The distributions made by these laws may not be far from what many people choose as distribution in prepared wills. However, there is little flexibility in distribution under these laws. As an example, these statutes would give an equal amount of an estate to a successful and financially secure child as they would to a disabled minor child. A person who took the time to make out a will might wish something a little different.

Certain types of real estate and property may have to be split between surviving spouses and children, which may cause problems, and might not be the way the deceased individual would have chosen in a will. But even more important reasons why someone would want to avoid such a distribution by state law is the costs incurred to the estate in the administrative process and the delays in distributing the estate proceeds to the children and heirs.

If you have not left instructions on how you want your estate distributed and who will administer or supervise that process, the probate court will supervise the process. Each step of the gathering of assets, payment of debts, distribution of remaining assets, and other details of administration of the estate will need to be formally presented to the probate court for the judge's approval. The probate court may need to appoint an attorney to administer the estate, another attorney to mind the interests of "unknown heirs" and make sure no one is overlooked and left out of the distribution, and an attorney to represent the interests of minors in the process who are unable to speak for themselves.

All of these requirements are in place to protect the interest of the deceased individual and their heirs, but you can see that protecting such interests can become an expensive and time consuming process. Many a medium or smaller size estate can be chewed up or at least significantly eroded by the failure to make simple estate plans. You may see the logical error that many people fall into when they claim that their estate is "too small" to worry about making formal plans, when they are actually the persons most likely to have their estate significantly reduced or wasted by the process of trying to administer its distribution without a will. Persons with children will have an even stronger desire to see as many assets as possible survive the process of distribution to benefit those children.

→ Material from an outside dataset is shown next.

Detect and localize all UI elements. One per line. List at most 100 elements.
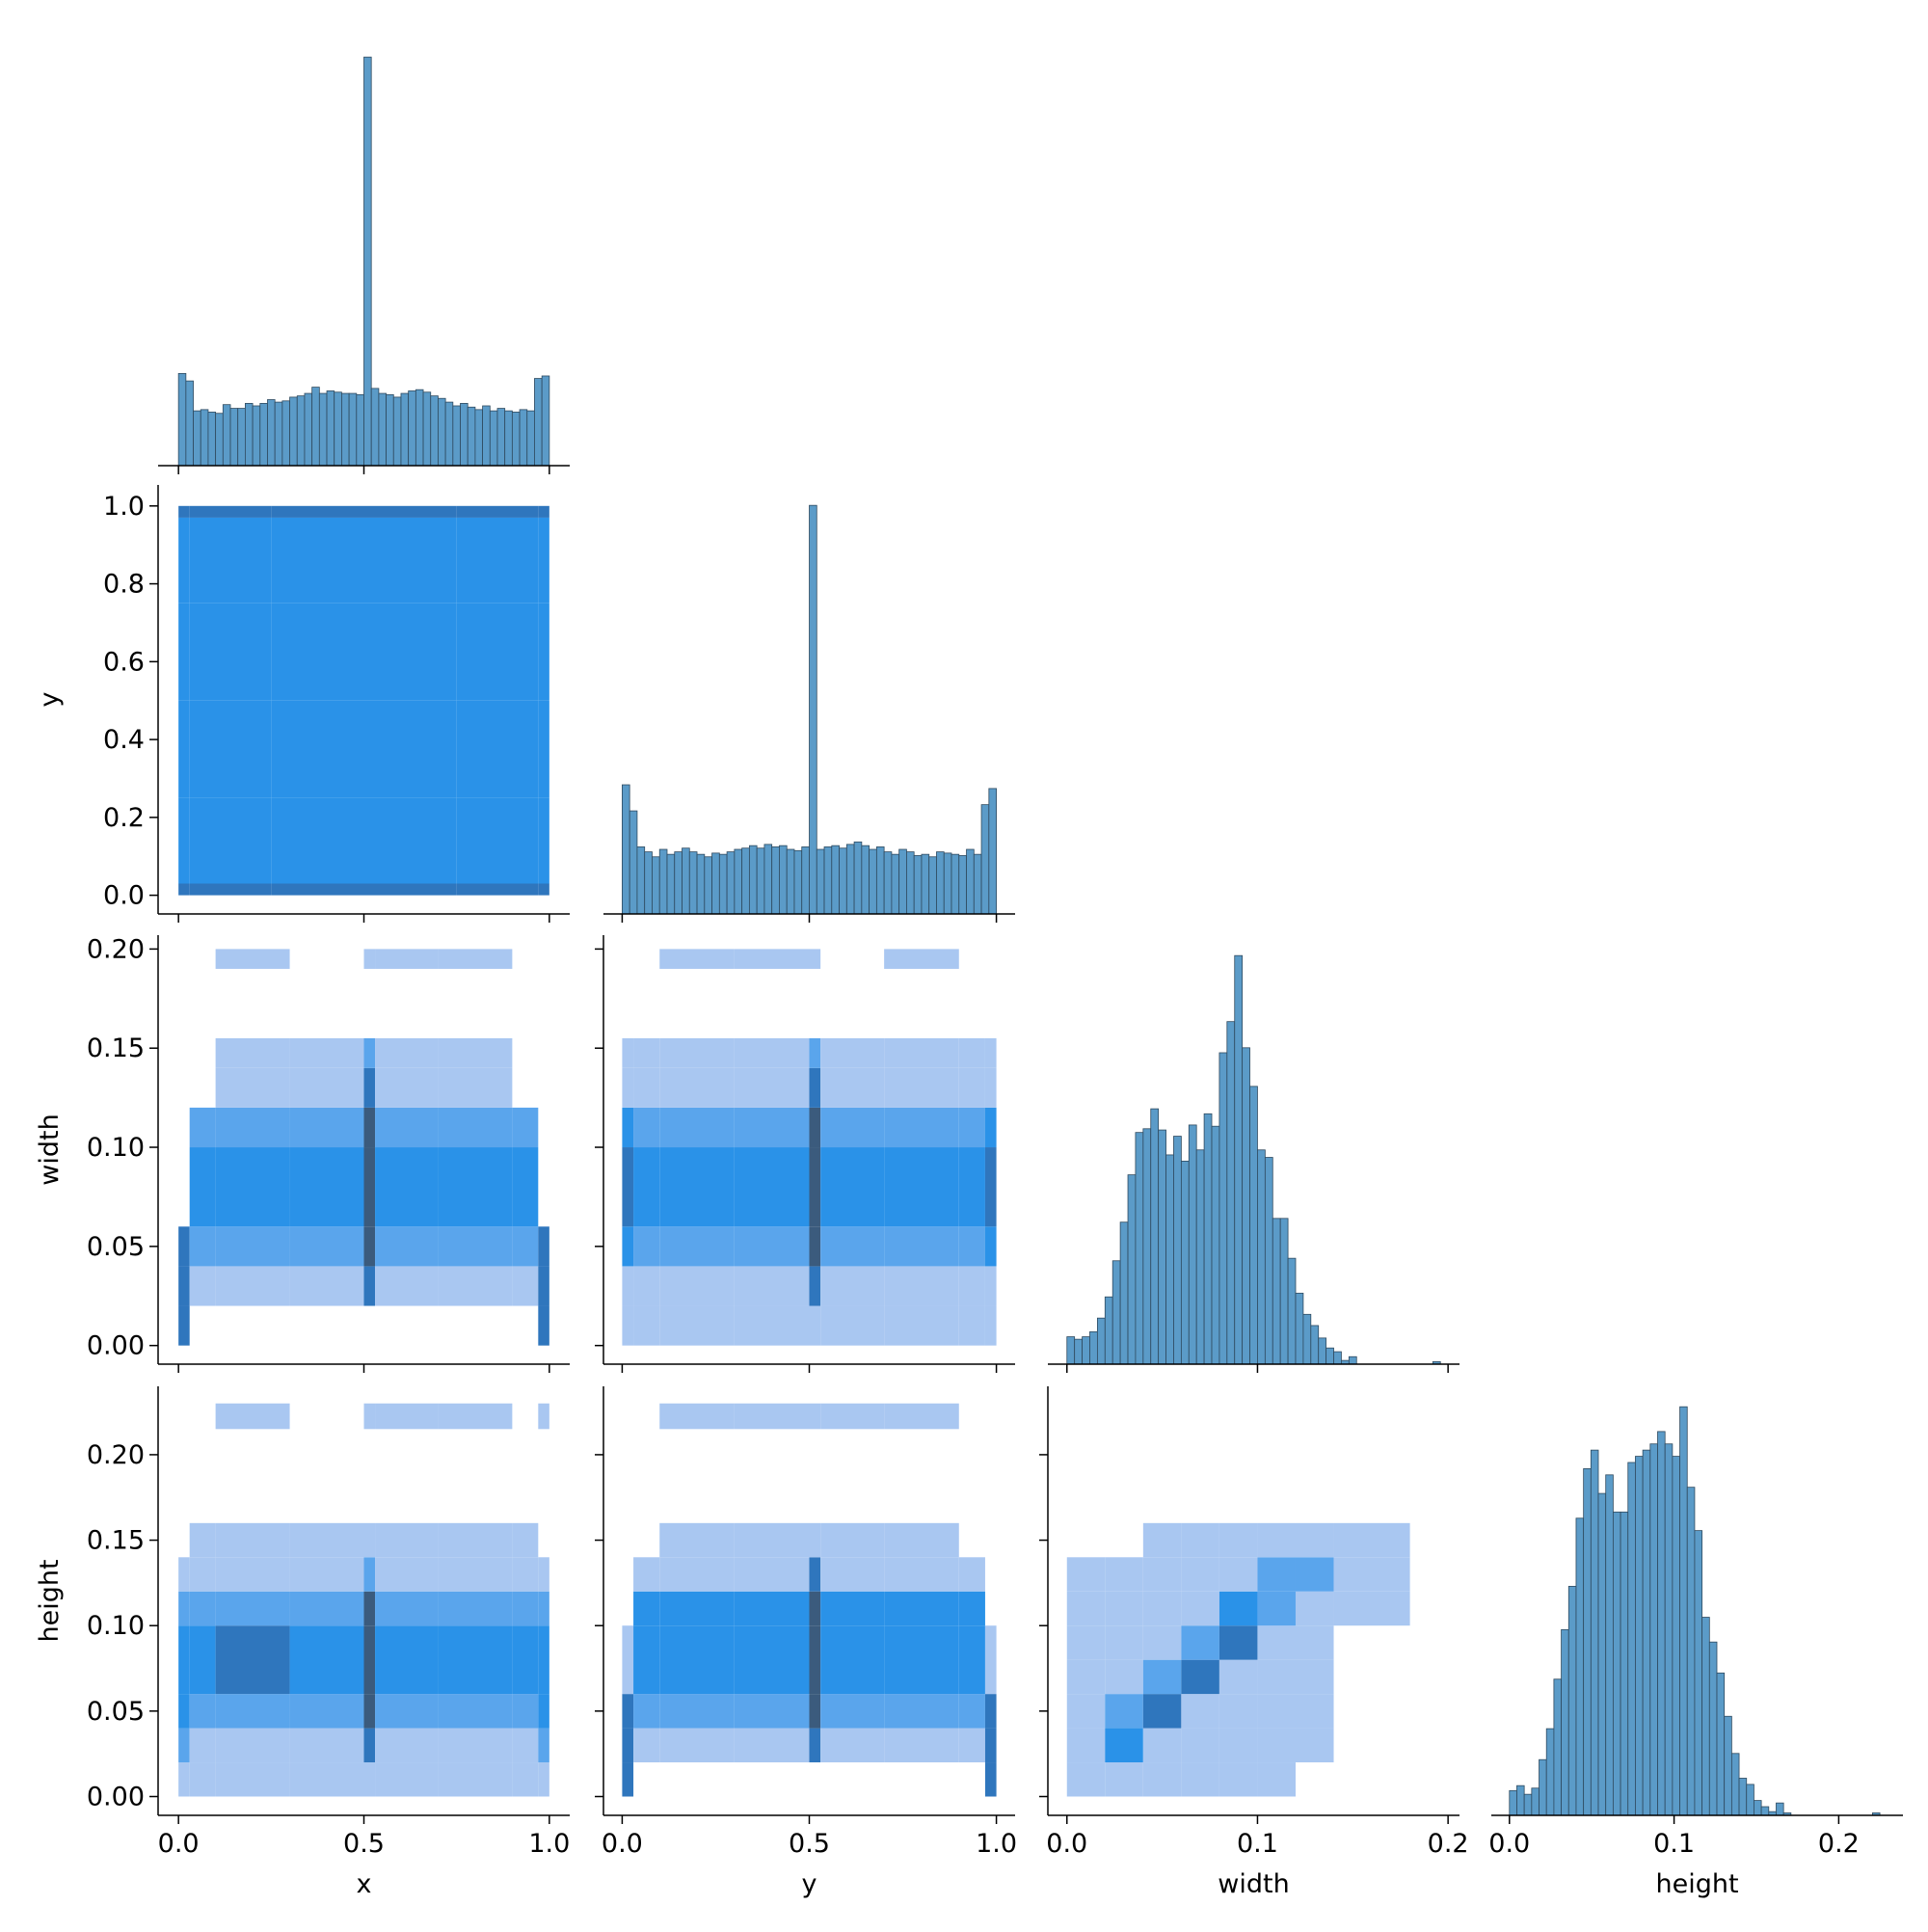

Persons with real estate or other significant assets that require transfer of title will recognize that a properly named executor will be able to complete such transfer much more efficiently, more quickly, and at less cost than a court supervised procedure. Additional benefits exist for a properly planned estate.

For example, a simple will can contain a "Contingent Minority Trust," which would dictate that assets left in a will to a minor would be held in trust for that minor, with the deceased person having chosen who should be the "trustee" or caretaker of those funds, and at what age the funds should be turned over to the minor, rather than the minor automatically taking the funds at the age of eighteen. Parents may understand that a child who turns eighteen may not be prepared to wisely handle a lump sum inheritance. Parents can nominate guardians for their minor children, giving the courts much appreciated guidance as to their wishes in the event of the death of both parents. "Spendthrift clauses," "No Contest clauses," and other will provisions can be inserted to protect the wishes of the deceased person. I hope that this article has explained, in a simple and straightforward way, the basic instruments of estate planning, and why anyone would be interested in completing such documents.

Disadvantages of a will compared to a Trust

A will must be presented to the probate court and administered through a court process. This is called "Probate."

Instead, a trust that you can create during your lifetime does not have to be administered through "Probate".